UK Jobs Boom Ahead of Looming Brexit

Amidst another week of Brexit turmoil, the booming UK job market has hit a record 75.8% employment rate, the best in decades. Is there a story behind these figures, and is this a sign of a strengthening economy?

ONS employment rates graph

*Image courtesy of BBC.

Green shoots heading North?

London has long been held as the main driving force behind key national employment trends. However, new data suggests other regions may now be the main source of new job growth.

According to a new report published by the Resolution Foundation, the biggest UK jobs growth hotspots are urban areas in South Yorkshire and Merseyside. In these regions local employment rose by 6.5 % to a whopping 71.7%.

After decades of decline many Northern cities are now strengthening their employment performance, a revival which is spreading well beyond the decades’ great comeback stories of Greater Manchester and Leeds.

Urban growth offsets rural decline

The report also states that the employment rise has been driven by traditionally low employment regional urban areas performing “catching up” over the past 10 years. However, the drive to attract global manufacturers, such as McLaren Automotive or Boeing played a crucial role in the resurgence.

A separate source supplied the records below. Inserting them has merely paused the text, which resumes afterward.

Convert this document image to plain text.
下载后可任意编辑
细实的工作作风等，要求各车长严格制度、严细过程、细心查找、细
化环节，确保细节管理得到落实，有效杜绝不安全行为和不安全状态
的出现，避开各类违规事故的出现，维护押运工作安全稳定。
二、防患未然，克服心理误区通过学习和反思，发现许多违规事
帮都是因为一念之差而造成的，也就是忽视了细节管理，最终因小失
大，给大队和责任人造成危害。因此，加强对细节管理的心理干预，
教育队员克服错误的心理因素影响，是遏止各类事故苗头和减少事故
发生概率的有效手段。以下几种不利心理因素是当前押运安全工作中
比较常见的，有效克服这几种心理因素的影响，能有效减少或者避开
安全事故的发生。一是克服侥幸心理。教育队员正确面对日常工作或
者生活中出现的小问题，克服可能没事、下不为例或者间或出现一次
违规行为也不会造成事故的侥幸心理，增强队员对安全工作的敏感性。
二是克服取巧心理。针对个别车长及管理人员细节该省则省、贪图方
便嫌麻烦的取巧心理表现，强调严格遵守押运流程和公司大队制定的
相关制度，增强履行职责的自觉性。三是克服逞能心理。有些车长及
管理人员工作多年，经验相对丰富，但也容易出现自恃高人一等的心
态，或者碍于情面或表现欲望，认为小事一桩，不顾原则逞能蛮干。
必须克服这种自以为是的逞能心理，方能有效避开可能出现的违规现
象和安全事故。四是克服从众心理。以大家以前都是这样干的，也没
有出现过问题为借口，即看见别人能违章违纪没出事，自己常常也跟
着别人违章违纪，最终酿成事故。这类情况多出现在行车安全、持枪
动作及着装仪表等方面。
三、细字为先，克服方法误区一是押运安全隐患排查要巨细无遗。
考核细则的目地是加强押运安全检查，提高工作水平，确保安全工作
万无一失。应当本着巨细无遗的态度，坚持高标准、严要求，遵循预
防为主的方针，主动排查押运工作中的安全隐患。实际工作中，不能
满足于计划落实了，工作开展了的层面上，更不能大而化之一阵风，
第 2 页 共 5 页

The Resolution Foundation also points out that despite growth in major cities, non-urban areas in Yorkshire and Humberside have seen a decline in employment rates of 0.6 percentage points.

A high-point after a decade of falling ‘employment inequality’

On the face of it, the recent news of strong employment data does suggest Britain’s labour market remained robust despite an economic slowdown ahead of Brexit. It has certainly been a shot in the arm for Sterling, hitting a 2-month high against the Euro.

The best news for British workers is that the biggest employment gains have taking place in the bottom half of the income distribution, particularly benefiting low-income households and disadvantaged groups.

According to the data, the jobs boom has not only been driven by low-wage jobs, as half of all jobs growth since 2008 had come in professional occupations, business services and real estate jobs, traditionally high-paid industries.

Job Security Down

Undeniably, the overall number of the ‘UK workforce’ in employment is now at 75.8%, the highest in decades, and the UK has outstripped many major European economies in creating new job positions.

However, the increase in job quantity came at the cost of job quality. Recent figures confirm that two-thirds of the employment growth since the 2008 crash has been attributed to ‘atypical roles’ such as zero hours contracts, agency work and self-employment.

And while these non-standard working arrangements provided flexibility, non-guaranteed hours have become the biggest trigger in income insecurity across the occupational scale.

Stephen Clarke, Senior Economic Analyst at the Resolution Foundation, said: “While the jobs surge has not been as dominated by London or low paid work as some claim, new challenges have developed – particularly for younger workers and with a big rise in insecure work.”

“And while more people are working, as a country we are still earning less each week for doing so than we were ten years ago,” he added.